A man is watching from the top of a tower a boat speeding away from the tower. The boat makes an angle of depression of $$45^\circ$$ with the man's eye when at a distance of 60 meters from the tower. After 5 seconds, the angle of depression become $$30^\circ$$. What is the approximate speed of the boat, assuming that it is running in still water?

Let AB be the tower and BC = 60 m. It takes 5 seconds for the boat to go from C to point D.

In right $$\triangle$$ ABC,

=> $$tan(45^\circ)=\frac{AB}{BC}$$

=> $$1=\frac{AB}{60}$$

=> $$AB=60$$ m ----------------(i)

Similarly, in right $$\triangle$$ ABD,

=> $$tan(30^\circ)=\frac{AB}{BD}$$

=> $$\frac{1}{\sqrt3}=\frac{60}{BD}$$

=> $$BD=60\sqrt3$$ m ----------------(ii)

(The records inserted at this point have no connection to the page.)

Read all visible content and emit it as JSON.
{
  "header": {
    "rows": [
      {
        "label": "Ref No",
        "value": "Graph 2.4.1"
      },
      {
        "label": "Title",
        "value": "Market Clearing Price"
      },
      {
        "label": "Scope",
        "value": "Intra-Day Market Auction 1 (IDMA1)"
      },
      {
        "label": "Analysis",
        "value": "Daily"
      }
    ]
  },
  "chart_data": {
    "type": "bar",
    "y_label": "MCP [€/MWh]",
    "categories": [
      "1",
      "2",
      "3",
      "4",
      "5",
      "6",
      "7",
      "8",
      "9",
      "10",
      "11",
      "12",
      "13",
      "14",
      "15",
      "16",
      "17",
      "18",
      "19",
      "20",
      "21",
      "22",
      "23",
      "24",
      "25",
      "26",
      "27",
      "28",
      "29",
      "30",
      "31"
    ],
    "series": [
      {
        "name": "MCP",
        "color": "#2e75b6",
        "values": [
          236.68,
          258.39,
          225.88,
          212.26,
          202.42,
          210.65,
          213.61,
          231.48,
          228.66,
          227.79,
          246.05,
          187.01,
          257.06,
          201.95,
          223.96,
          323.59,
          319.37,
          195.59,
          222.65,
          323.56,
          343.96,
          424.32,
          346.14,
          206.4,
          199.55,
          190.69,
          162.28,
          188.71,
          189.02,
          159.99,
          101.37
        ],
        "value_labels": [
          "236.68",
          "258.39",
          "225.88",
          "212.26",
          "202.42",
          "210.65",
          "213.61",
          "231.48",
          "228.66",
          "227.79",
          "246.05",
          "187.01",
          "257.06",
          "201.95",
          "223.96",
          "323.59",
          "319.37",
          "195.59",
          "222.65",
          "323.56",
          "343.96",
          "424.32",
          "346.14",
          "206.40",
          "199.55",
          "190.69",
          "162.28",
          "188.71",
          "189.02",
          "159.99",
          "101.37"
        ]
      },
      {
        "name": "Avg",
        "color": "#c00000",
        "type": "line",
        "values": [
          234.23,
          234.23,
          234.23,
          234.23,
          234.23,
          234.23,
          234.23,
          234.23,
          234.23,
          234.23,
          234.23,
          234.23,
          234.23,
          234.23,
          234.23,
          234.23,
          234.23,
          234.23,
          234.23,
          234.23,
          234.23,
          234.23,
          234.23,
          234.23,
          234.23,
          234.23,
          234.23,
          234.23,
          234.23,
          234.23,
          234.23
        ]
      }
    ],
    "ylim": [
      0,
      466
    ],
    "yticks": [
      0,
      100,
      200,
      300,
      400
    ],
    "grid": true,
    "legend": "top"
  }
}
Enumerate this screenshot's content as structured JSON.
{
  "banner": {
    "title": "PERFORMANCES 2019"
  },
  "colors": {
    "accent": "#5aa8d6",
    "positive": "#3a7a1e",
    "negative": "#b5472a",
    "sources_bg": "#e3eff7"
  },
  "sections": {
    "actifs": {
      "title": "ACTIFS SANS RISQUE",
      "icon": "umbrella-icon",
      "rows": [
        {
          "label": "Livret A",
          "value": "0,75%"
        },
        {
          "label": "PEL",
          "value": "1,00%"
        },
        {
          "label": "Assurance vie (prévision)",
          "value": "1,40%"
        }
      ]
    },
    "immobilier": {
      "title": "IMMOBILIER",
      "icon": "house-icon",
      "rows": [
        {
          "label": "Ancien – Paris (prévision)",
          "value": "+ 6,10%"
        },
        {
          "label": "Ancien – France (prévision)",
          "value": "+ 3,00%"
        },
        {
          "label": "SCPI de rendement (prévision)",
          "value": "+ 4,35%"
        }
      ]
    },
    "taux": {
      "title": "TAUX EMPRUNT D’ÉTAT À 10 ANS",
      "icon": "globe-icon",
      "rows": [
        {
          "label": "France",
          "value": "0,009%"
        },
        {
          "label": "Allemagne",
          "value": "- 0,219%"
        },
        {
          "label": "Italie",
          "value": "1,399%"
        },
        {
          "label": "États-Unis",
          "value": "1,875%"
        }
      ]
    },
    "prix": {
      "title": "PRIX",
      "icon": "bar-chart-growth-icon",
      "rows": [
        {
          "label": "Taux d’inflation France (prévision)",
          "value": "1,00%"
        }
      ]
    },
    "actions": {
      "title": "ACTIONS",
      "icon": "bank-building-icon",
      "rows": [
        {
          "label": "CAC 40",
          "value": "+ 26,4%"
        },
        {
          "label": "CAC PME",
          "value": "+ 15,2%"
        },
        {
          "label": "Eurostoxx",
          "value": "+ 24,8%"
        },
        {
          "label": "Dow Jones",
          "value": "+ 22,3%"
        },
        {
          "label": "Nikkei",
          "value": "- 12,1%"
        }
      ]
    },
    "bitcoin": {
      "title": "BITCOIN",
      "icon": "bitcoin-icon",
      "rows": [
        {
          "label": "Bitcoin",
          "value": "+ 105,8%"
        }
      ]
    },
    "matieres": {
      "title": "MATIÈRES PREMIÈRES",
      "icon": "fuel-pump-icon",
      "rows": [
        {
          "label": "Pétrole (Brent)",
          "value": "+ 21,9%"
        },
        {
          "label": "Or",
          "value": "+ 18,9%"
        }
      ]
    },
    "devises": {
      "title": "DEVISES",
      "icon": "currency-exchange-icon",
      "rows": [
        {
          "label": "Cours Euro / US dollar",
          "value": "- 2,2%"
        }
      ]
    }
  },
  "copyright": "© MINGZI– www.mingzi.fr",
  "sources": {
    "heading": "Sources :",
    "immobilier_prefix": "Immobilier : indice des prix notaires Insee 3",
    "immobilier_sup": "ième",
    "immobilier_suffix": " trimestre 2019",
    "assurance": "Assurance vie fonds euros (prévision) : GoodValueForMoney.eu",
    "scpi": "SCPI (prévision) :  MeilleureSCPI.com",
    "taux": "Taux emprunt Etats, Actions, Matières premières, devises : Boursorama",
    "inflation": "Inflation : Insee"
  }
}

Thus, CD = $$60\sqrt3-60=60(\sqrt3-1)$$ m

Using speed = distance/time, => Speed of boat = $$\frac{60(\sqrt3-1)}{5}$$

= $$12(\sqrt3-1)=12\times0.732=8.784$$ m/s

$$\therefore$$ Speed of boat (in km/hr) = $$8.784\times3.6\approx32$$ km/hr

=> Ans - (A)